Bandwidth measurements

  • Conducted empirical bandwidth measurements using iperf3 between data centers in North America and Europe
  • Measured bidirectional connections across multiple cloud providers (OVH, AWS, CenturyLink)
  • Results ranged from 95 Mbps to 973 Mbps, depending on geographic distance and the provider
  • Identified 100 Mbps as a conservative lower bound for inter-datacenter connections
  • Observed 5-20% reduction in individual link speeds when multiple simultaneous connections are active.

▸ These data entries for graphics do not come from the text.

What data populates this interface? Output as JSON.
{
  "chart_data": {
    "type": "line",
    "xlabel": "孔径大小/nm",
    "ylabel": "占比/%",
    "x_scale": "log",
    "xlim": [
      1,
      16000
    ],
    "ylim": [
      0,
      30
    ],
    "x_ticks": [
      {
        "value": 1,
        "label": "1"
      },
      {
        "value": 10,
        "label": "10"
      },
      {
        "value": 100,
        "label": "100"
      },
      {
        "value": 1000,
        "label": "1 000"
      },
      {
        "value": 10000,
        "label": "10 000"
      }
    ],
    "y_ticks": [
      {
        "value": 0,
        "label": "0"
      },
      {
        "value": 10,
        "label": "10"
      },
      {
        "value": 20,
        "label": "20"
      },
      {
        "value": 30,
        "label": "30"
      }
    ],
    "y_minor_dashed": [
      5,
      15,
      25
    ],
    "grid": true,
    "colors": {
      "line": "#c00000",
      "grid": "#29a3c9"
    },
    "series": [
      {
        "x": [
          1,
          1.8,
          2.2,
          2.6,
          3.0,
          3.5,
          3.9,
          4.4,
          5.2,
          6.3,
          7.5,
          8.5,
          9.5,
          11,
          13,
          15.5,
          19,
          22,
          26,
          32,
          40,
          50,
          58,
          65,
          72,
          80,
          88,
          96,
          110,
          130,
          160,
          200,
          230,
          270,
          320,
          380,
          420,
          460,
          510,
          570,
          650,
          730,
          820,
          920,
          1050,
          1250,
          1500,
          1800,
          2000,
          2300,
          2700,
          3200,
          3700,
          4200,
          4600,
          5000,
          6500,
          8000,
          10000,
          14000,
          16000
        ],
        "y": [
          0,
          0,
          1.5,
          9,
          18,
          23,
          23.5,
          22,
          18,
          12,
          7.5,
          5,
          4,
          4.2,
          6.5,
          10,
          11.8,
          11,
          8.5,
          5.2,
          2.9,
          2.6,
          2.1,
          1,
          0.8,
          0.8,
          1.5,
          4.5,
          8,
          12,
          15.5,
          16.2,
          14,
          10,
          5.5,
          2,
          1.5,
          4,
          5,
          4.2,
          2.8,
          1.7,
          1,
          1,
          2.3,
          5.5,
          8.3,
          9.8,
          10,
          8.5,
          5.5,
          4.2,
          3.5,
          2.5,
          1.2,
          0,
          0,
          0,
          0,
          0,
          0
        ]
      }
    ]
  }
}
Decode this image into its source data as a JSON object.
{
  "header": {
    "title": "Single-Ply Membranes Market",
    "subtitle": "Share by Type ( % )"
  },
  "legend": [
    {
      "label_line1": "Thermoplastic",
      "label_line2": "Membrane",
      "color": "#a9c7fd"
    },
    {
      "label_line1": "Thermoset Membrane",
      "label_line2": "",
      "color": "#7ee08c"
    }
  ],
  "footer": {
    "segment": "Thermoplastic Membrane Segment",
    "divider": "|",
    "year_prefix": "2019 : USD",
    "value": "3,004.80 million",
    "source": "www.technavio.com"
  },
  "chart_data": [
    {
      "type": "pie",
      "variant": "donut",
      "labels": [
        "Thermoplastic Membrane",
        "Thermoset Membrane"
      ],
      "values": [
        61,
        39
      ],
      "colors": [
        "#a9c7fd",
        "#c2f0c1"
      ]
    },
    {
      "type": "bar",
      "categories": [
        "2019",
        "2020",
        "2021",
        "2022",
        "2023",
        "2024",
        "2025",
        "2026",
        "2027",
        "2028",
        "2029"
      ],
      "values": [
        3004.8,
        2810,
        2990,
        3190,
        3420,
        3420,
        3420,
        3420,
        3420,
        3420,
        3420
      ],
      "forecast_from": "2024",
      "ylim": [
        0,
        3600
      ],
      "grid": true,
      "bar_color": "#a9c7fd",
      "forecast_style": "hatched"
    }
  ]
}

Large-scale network experiments

  • Conducted comprehensive experiments using both the 750-node and 10,000-node network topologies with Haskell and Rust simulations
  • Studied transaction and IB throughput limits for realistic scenarios up to 300 TPS and 32 IB/s
  • Key findings from the 750-node mini-mainnet experiments are documented in analysis results and summary slides:
    • The 750-node mini-mainnet serves as a suitable replacement for the 10,000-node pseudo mainnet for performance measurements
    • Substantial agreement between Haskell and Rust simulations for mini-mainnet scenarios
    • Block propagation times under one second, consistent with empirical observations from pooltool.io
    • Protocol can support 25 MB/s throughput with 1 Gb/s links before degradation
    • Mean transaction time from mempool to ledger is approximately 150 seconds
    • Achieved 80% disk-space efficiency with ~20% network traffic overhead
    • Six-core VM is sufficient for peak demand at 300 TPS, with average demand under two cores
  • Results from 10,000-node pseudo-mainnet experiments are available in analysis documentation and presentation slides:
    • Average transaction lifecycle of 100 seconds from mempool to ledger
    • Approximately 80% efficiency for both disk and network usage
    • Six CPU cores are sufficient for peak load handling even at high TPS rates
    • Block propagation time averaged under one second across the large network.